Much like it is possible to define multiple passes in post processing effects, it should also be possible to define additional or alternative passes during the “main” rendering of a scene. That is the parts of the rendering that involve the actual scene renderable. It is possible todo this today in C++ with the RendererExtensions API, but it should also be possible to do so more generically in QML. Conceptually this is similar to the Frame Graph in Qt 3D, but a bit more high level. On the backend however we do indeed built a frame graph to determine the render strategy.
Roughly speaking, the API would define an alternative way to renderer a scene.
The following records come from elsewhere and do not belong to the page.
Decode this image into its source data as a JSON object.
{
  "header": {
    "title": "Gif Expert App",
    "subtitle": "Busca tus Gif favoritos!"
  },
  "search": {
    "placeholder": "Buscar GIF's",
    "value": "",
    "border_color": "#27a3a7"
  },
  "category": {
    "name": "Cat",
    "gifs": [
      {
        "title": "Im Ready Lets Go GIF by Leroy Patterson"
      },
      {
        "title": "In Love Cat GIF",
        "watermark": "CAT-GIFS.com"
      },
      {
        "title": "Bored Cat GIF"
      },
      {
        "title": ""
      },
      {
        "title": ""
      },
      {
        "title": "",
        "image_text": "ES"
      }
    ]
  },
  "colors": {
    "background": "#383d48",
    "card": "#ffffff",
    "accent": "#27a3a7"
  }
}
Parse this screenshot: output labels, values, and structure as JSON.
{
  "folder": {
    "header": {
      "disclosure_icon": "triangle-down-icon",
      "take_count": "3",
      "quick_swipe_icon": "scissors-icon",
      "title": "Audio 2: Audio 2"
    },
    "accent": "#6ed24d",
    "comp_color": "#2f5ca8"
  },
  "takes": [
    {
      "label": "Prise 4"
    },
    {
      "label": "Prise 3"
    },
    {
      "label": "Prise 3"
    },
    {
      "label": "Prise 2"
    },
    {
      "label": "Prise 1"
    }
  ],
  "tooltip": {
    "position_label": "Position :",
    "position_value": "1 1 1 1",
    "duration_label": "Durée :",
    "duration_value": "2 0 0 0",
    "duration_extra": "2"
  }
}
So for example, I may want to collect all opaque items in a scene, sort them by distance from furthest to nearest, and then render each of them with an alternative material (say rendering each with a solid random color without shading). This would render to a texture, which I could then use in a post processing effect on the “main” pass of the View3D. In this post processing effect, I can mix the two textures such that each opaque item is “highlighted” with an alternative color. I could alternatively use this texture in a custom picking algorithm, which could be useful for providing accurate picking for models that are only animated at runtime (rigged animations).
We should provide ready-made building blocks for defining a custom render pass in QML/QDS, such that building a tree of these primitives leads to a frame graph that results in passes.
This should be considered an alternative render pipeline, not a customization of the built in pipeline. It’s an alternative, not a replacement. The ease of use in Qt Quick 3D comes from our control of the default forward+ renderer, and us being able to determine what the “default” passes look like by how the API is used. Defining your own pipeline means that it will be used instead of the default, and render to it’s own render target, or be used in conjunction with the default pipeline (with the resulting textures/buffers generated being accessible from custom materials or post processing effects via the usage of Texture).
User Passes (more detailed notes)
The goal is that users should be able to define their own passes that operate on scene data the same way that the built-in passes do.
Some important concepts
- Render Targets (where)
- Where does the pass render to
- An additional texture/buffer
- The main render target (window/texture)
- Before or after the color buffer main passes
- Multi-render targets (MRT)?
- The pass is writing to more than one texture/buffer
- Where does the pass render to
- Renderables (what)
- Standalone mode
- Doesn’t use information from the scene.
- Scene Content
- Models
- Each subset-material combo is usually a renderable
- Item2Ds (inline QML items)
- Layers/Tags
- Renderables can be filtered using layers/masks
- Models
- Standalone mode
- Material Overrides (how)
- No Override (Use the same material as in the main pass)
- Replace Materials
- Replace each or all materials with new material(s)
- This gives the most power but comes with a big disadvantage of potentially breaking behavior
- For example, replacing a CustomMaterial with side effects in a vertex shader with one without that same behavior will change the geometry rendered.
- Augment Materials
- Internally all materials are DefaultMaterials which are shaders generated by the Default Material Shader Generator. So one material typically will produce many shaders:
- Depth Prepass
- Ambient Occlusion
- ShadowMap (Ortho)
- ShadowMap (Perspective)
- Lighting/Color
- Augmented Materials allow for preprocessor defines to be set to determine which generated code is present, as well as a block of code that will be used to determine the output of gl_FragColor.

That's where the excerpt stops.